Mar 20, 2012; Surprise, AZ, USA; Los Angeles Angels first baseman Albert Pujols (5) in the on deck circle before his at bat in the first inning against the Kansas City Royals at Surprise Stadium. Mandatory Credit: Christopher Hanewinckel-US PRESSWIRE
The Los Angeles Angels made huge upgrades to their offense and pitching in the offseason. Here's a look ahead at what you can expect in 2012.
The Los Angeles Angels made a huge splash in the offseason, acquiring one of the biggest names in baseball and the top free agent available when new general manager Jerry Dipoto signed first baseman Albert Pujols. Dipoto wasn't finished, as he added former Texas Rangers ace C.J. Wilson and upgraded the Halos' catcher situation by acquiring Chris Iannetta.

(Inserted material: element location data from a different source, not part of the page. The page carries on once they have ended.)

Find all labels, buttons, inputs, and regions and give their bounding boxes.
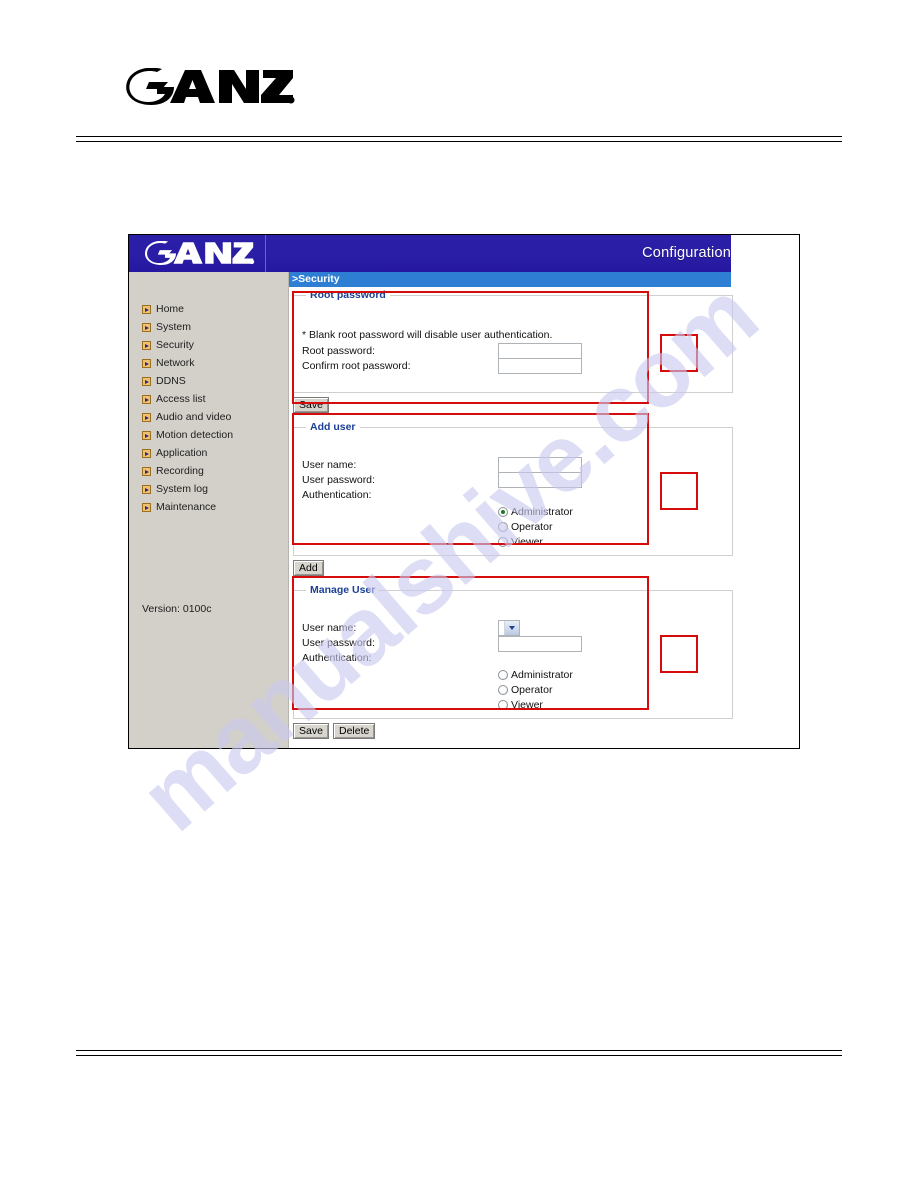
add-user-button[interactable]: Add xyxy=(293,560,324,576)
sidebar-item-security[interactable]: Security xyxy=(142,336,287,354)
document-brand-logo xyxy=(126,68,296,110)
sidebar-item-label: Access list xyxy=(156,393,206,405)
manage-user-legend: Manage User xyxy=(306,584,380,596)
sidebar-item-label: Recording xyxy=(156,465,204,477)
radio-icon xyxy=(498,670,508,680)
radio-label: Operator xyxy=(511,521,553,533)
manage-user-password-input[interactable] xyxy=(498,636,582,652)
radio-label: Viewer xyxy=(511,536,543,548)
sidebar-item-application[interactable]: Application xyxy=(142,444,287,462)
sidebar-item-maintenance[interactable]: Maintenance xyxy=(142,498,287,516)
arrow-bullet-icon xyxy=(142,394,151,404)
sidebar-item-ddns[interactable]: DDNS xyxy=(142,372,287,390)
radio-label: Viewer xyxy=(511,699,543,711)
arrow-bullet-icon xyxy=(142,358,151,368)
sidebar-item-home[interactable]: Home xyxy=(142,300,287,318)
radio-icon xyxy=(498,700,508,710)
arrow-bullet-icon xyxy=(142,304,151,314)
root-password-legend: Root password xyxy=(306,289,390,301)
arrow-bullet-icon xyxy=(142,430,151,440)
manage-user-name-select[interactable] xyxy=(498,620,520,636)
app-header: Configuration xyxy=(129,235,731,272)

The Angels will have a much-improved offense this season, from the addition of Pujols alone, while the already-formidable pitching rotation receives a big boost with Wilson coming aboard. The Angels became a much larger threat to take the AL West with those two signings, but the rest of the offseason moves have made Los Angeles look like a more complete team.
Gone is Jeff Mathis, who was always a threat to drag down an entire lineup. While first base is crowded following the acquisition of Pujols, the still-improving Mark Trumbo will be shifting to third base, where he is likely to receive playing time over Alberto Callaspo.
Kendrys Morales will be fighting for at-bats for, but if the Angels can find a suitor for Bobby Abreu, both he and the team can give him the freedom he desires to pursue playing time elsewhere, allowing Morales to slide right in as everyday DH.
The infield offers all solid bats and the only real question marks where run production is concerned comes from the corner outfield positions. Peter Bourjos' speed and defense alone make him invaluable to the team and in 2012 he may just end up being the best No. 9 hitter in the American League. Vernon Wells' offensive abilities will always be in question and Torii Hunter, three years older than Wells, is a prime candidate to fall off a cliff at a moment's notice. The good news for the Angels is that if either right or left field becomes a liability, Mike Trout is waiting in the minors, getting ready for another shot at the show.
A much better-looking configuration than in 2011, certainly. But then again, that's one side-effect of being able to write in "Albert Pujols" and not just be looking at your own personal fan fiction.
The Angels very quietly had one of the very best rotations in the majors last year. With the addition of Wilson, it only gets better. The fact that Wilson comes over from what is likely their stiffest in-division competition for the postseason, the two-time defending American League champions the Rangers, only makes it that much better.
With the starting four pitchers in the rotation being Wilson, Jered Weaver, Dan Haren and Ervin Santana, it's not much of an issue that the fifth starter slot is still in play. Jerome Williams seems to be the leading candidate for the job, but Garrett Richards remains in the conversation. It's still great to have the extra options available just in case one of the front four should happen to get sidelined with an injury.
The bullpen looks to be solid once again, but those starters will be gobbling up a lot of innings. The extra addition of Jason Isringhausen provides some extra support and a battle-proven arm for potential tight spots. Jordan Walden will remain a top-level closer and may be even better in year age-24 season.
All around, the Angels are a much better team than last year. How that improvement translates into regular-season wins remains to be seen. While they may not have the potential to run away with the AL West, it will be considered a shock if they fail to be in the playoff mix right down to the wire -- especially as there will be two wild card teams in each division for the first time in 2012.